Хонигберг смотрел на нас с Маркусом сверху вниз, будто дослужился до заместителя директора, однако на самом деле он был всего лишь бездомным, которого в цирке терпели из милости. Маркус приосанился и вытянул шею, чтобы выглядеть крупнее Хонигберга, и взволнованно уточнил: Погодите-ка! А как же медвежья забастовка?
— Забастовка окончена, — спокойным
Мы посмотрели на Панкова. Тот опустил взгляд в пол.
— Просто поводов для забастовки больше нет, — самодовольно пояснил Хонигберг. — Белые медведи купили акции и отозвали свои требования. Я сказал им, что они больше не могут бастовать, потому что теперь они — акционеры, а не наемные работники.
Маркус бросил полный ненависти взгляд на обтянутые джинсами тонкие ноги Хонигберга и рассерженно выкрикнул:
— Своими обезьяньими фокусами ты обманул невинных зверей. Ты позор всего человечества!
Мой муж надулся и стал похож на плащеносную ящерицу.
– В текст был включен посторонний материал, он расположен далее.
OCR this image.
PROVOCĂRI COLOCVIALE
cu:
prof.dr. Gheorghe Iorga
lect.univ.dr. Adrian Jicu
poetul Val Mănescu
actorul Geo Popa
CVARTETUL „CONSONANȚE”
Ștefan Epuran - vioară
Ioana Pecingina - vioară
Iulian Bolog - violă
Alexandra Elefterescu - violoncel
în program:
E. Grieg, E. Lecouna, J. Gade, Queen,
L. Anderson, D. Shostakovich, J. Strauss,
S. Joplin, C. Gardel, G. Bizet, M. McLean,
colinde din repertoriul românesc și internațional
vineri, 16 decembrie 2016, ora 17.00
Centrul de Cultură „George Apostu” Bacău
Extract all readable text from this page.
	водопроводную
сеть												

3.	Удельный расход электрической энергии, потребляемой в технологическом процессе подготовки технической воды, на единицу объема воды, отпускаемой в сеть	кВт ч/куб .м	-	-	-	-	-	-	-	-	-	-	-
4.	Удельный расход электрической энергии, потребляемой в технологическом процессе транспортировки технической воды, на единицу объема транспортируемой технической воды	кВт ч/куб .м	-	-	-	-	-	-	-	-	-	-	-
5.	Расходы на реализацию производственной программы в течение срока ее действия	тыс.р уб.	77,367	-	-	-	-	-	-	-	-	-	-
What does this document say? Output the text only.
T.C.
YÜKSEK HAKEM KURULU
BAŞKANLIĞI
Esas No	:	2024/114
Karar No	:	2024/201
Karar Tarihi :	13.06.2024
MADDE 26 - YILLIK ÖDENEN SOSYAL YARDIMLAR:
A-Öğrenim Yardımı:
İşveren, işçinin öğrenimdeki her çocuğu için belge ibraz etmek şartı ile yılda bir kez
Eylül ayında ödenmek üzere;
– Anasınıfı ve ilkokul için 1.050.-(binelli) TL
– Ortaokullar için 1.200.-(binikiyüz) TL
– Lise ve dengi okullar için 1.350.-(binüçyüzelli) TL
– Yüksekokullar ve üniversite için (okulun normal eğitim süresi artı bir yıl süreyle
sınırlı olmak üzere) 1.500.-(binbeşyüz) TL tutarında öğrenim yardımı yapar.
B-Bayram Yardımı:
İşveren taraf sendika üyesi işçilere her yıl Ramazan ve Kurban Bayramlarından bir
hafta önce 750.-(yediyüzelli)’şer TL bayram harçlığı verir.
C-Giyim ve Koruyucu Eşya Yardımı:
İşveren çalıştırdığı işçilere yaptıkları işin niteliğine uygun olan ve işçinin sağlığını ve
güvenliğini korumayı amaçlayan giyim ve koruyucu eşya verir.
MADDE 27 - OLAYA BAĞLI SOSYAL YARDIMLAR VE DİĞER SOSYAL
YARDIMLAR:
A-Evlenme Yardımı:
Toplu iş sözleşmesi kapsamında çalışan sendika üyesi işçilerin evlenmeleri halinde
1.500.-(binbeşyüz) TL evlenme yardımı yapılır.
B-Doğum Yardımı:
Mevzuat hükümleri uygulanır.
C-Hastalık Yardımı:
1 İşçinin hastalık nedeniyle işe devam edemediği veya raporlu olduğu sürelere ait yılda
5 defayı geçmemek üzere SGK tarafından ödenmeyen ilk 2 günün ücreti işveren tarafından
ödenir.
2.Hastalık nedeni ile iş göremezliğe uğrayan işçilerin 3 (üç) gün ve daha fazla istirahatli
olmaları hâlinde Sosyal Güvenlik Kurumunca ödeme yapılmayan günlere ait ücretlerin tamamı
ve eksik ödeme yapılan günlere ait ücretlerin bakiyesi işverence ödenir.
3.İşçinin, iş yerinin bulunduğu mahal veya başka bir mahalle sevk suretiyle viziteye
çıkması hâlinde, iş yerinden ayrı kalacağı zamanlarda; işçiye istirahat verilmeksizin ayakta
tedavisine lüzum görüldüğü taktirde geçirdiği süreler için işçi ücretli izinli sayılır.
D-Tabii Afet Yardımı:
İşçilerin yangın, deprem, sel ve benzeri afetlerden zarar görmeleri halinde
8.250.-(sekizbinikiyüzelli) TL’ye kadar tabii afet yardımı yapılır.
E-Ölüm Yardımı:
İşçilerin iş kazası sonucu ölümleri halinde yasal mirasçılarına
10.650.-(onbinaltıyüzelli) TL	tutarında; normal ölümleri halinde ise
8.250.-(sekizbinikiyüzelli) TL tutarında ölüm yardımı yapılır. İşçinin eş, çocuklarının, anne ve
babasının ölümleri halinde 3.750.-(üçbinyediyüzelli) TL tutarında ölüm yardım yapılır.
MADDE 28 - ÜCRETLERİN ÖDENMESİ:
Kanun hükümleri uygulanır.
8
Я хотела счистить кровавый пар, который осел на его воротнике, и положила руку ему на плечо, но он увернулся и грубо бросил мне:
— Ты на его стороне.
Я подумала, что пришло наконец время внести ясность в этот вопрос, пока ситуация не ухудшилась окончательно.
— Тебе невесть почему взбрело в голову, будто между мной и Хонигбергом что-то есть, и ты ревнуешь. Но это полный вздор!
Мои слова поразили мужа, будто он только сейчас заподозрил, что у меня с Хонигбергом могут быть какие-то отношения. Он закричал, и Хониг-берг, который, кажется, тоже испугался моих слов, закричал вместе с ним. Панков со стоном повернулся к двери и пошел прочь, бросив на ходу:
— Барбара, ты больна. Тебе надо сходить к врачу.
К невропатологу меня посылали не впервые. Когда я закончила среднюю школу, было решено, что я не стану поступать в институт, а наймусь в домработницы. Я страдала чем-то вроде мании преследования, своего рода галлюцинациями, мне всюду чудился зад одного состоятельного мужчины. Против лошадиного навоза я ничего не имела, но меня трясло от мысли, что мне нужно протирать стульчак, на котором своим жирным потным задом сидел мой богатый работодатель. Этот зад преследовал меня на каждой улице, у меня начиналась одышка, я заскакивала в толпу, чтобы стать невидимой, но фантом не покидал меня. Я рассказала об этом матери, и она ответила, что я слишком о многом думаю.
— Хочешь думать — думай только о вещах, которые действительно существуют.
Но что мне было делать с вещами, которых не существовало и которые при этом являлись для меня реальными?
Поначалу мать не собиралась отдавать меня в домработницы. Если бы я стала ученым человеком, мне было бы позволительно размышлять о вещах, которых не существует. Классная руководительница дала мне рекомендацию для продолжения учебы в высшем учебном заведении, но я не захотела учиться дальше. Когда мать узнала о моем отказе, наверное, это поразило ее. Она села за кухонный стол и точно окаменела. Ей удалось заварить чай, но она не могла сделать ни глотка. Ее руки поддерживали тяжелую голову, глаза запали, кожа посерела. В те времена отправлять дочь на учебу в университет не было чем-то само собой разумеющимся. Уже не помню, что я имела против учебы. Иногда я даже мечтала, что буду изучать жизнь млекопитающих и получу ученую степень в этой области. Но моя мечта не хотела покидать свое убежище, я прятала любимые книги о лошадях за шкафом и читала их только в те часы, когда оставалась одна. Истории Эрнеста Сетон-Томпсона о зверях навели меня на мысль стать не зоологом, а писательницей.